Human resource managers have to deal with different types of adherents, e.g.: those who fear consequences, those who are self-motivated, and those who seek receiving rewards. What are the plausible predictors of employees’ adherence?
I consider this taxonomy of employees rather simple which does not reflect the complexity of the rational, emotional, and spiritual knowledge spectrum. In my view, all employees should be participants in a rewarding system. However, the rewarding or motivational system depends on the type of work, organizational culture, legislation, education of human resources, religion (in some countries) and other organizational factors. There is no fit-for-all solutions. Rewards can be based on money or other materialistic advantages, or on emotional and spiritual values. Human resource managers should identify these influencing factors and design a differentiate rewarding system for different types of employees and jobs.
I think the question is closely related to the theory of expectations
Therefore, the HR Manager will deal on the basis of the expectations of the subordinates and not on the basis of his prediction to the type of behavior that these subordinates will produce
Maslow's hierarchy of needs theory helps the manager to understand what motivates an employee. By understanding what needs must be met in order for an employee to achieve the highest-level of motivation, managers are then able to get the most out of production. Theory X, Y and Z all play a role in how a company should manage successfully. Theory X and Theory Y were both written by Douglas McGregor, a social psychologist who is believed to be a key element in the area of management theory. In Mc.Gregor's book The Human Side of Enterprise (1960), Mc.Gregor describes Theory X and Theory Y based upon Maslow's hierarchy of needs, where McGregor grouped the hierarchy into a lower order (Theory X) needs and a higher order (Theory Y) needs. Mc.Gregor suggested that management could use either set of needs to motivate employees, but better results could be gained by the use of Theory Y, rather than Theory X (Heil, Bennis, & Stephens, 2000).
With Theories X, Y, and Z, implications for the modern organization include new challenges and opportunities. As we learn from these theories and work to implement the ideas in them, we must be aware of the modern issues of working with people from different cultures and overseeing movements of jobs to countries with low-cost labor. Also, we must embrace diversity as the U.S. demographics change and understand that our new managers must recognize and respond to the different culture changes that will surely ensue with their growing diverse working population.
These theories have proven with many Fortune 500 companies and others that when applied, do improve quality and productivity and also help to strengthen company labor issues. In addition to the changing work demographic, new problems and issues have risen since the X, Y and Z theories were formed. Some issues include fewer skilled laborers, early retirements, and older workers. Other opportunities that have been implied while companies use Theory Y and Z include an improvement of people skills, empowering their employees, stimulating change, helping employees balance work with life conflicts, and improving ethical behavior.

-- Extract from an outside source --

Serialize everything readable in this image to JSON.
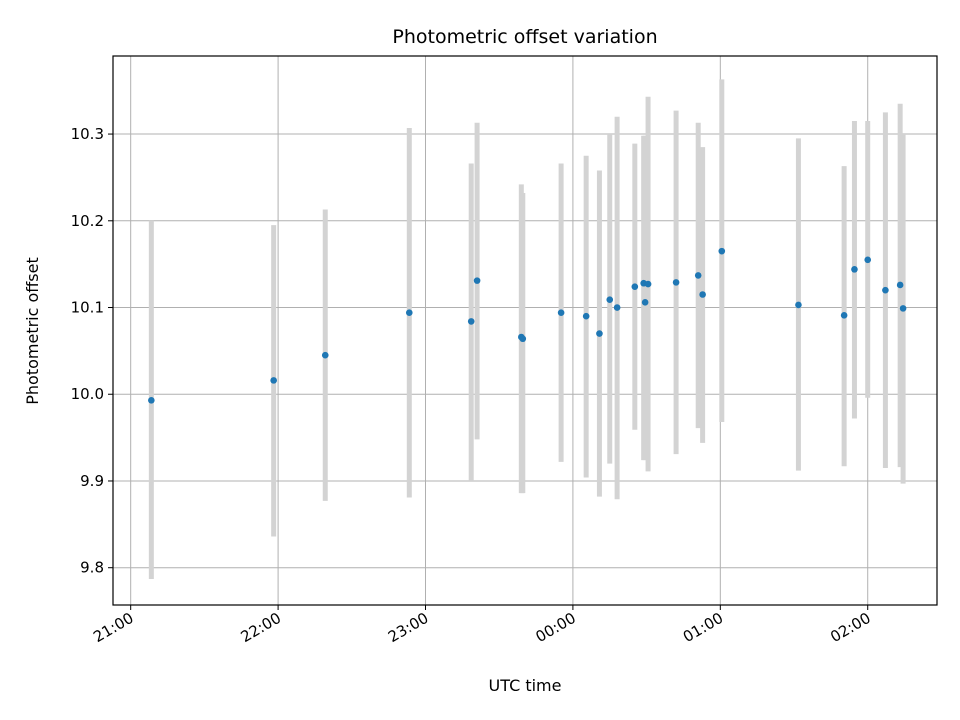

Expectancy theory (or expectancy theory of motivation) proposes an individual will behave or act in a certain way because they are motivated to select a specific behavior over other behaviors due to what they expect the result of that selected behavior will be. In essence, the motivation of the behavior selection is determined by the desirability of the outcome. However, at the core of the theory is the cognitive process of how an individual processes the different motivational elements. This is done before making the ultimate choice. The outcome is not the sole determining factor in making the decision of how to behave.
Expectancy theory is about the mental processes regarding choice, or choosing. It explains the processes that an individual undergoes to make choices. In the study of organizational behavior, expectancy theory is a motivation theory first proposed by Victor Vroom of the Yale School of Management.
"This theory emphasizes the needs for organizations to relate rewards directly to performance and to ensure that the rewards provided are those rewards deserved and wanted by the recipients."
Victor H. Vroom (1964) defines motivation as a process governing choices among alternative forms of voluntary activities, a process controlled by the individual. The individual makes choices based on estimates of how well the expected results of a given behavior are going to match up with or eventually lead to the desired results. Motivation is a product of the individual's expectancy that a certain effort will lead to the intended performance, the instrumentality of this performance to achieving a certain result, and the desirability of this result for the individual, known as valence.
The expectancy theory of motivation explains the behavioral process of why individuals choose one behavioral option over the other. This theory explains that individuals can be motivated towards goals if they believe that; there is a positive correlation between efforts and performance, the outcome of a favorable performance will result in a desirable reward, a reward from a performance will satisfy an important need, and/or the outcome satisfies their need enough to make the effort worthwhile. Vroom introduced three variables within the expectancy theory which are valence (V), expectancy (E) and instrumentality (I). The three elements are important behind choosing one element over another because they are clearly defined: effort-performance expectancy (E>P expectancy), performance-outcome expectancy (P>O expectancy).
Expectancy theory has three components: expectancy, instrumentality, and valence.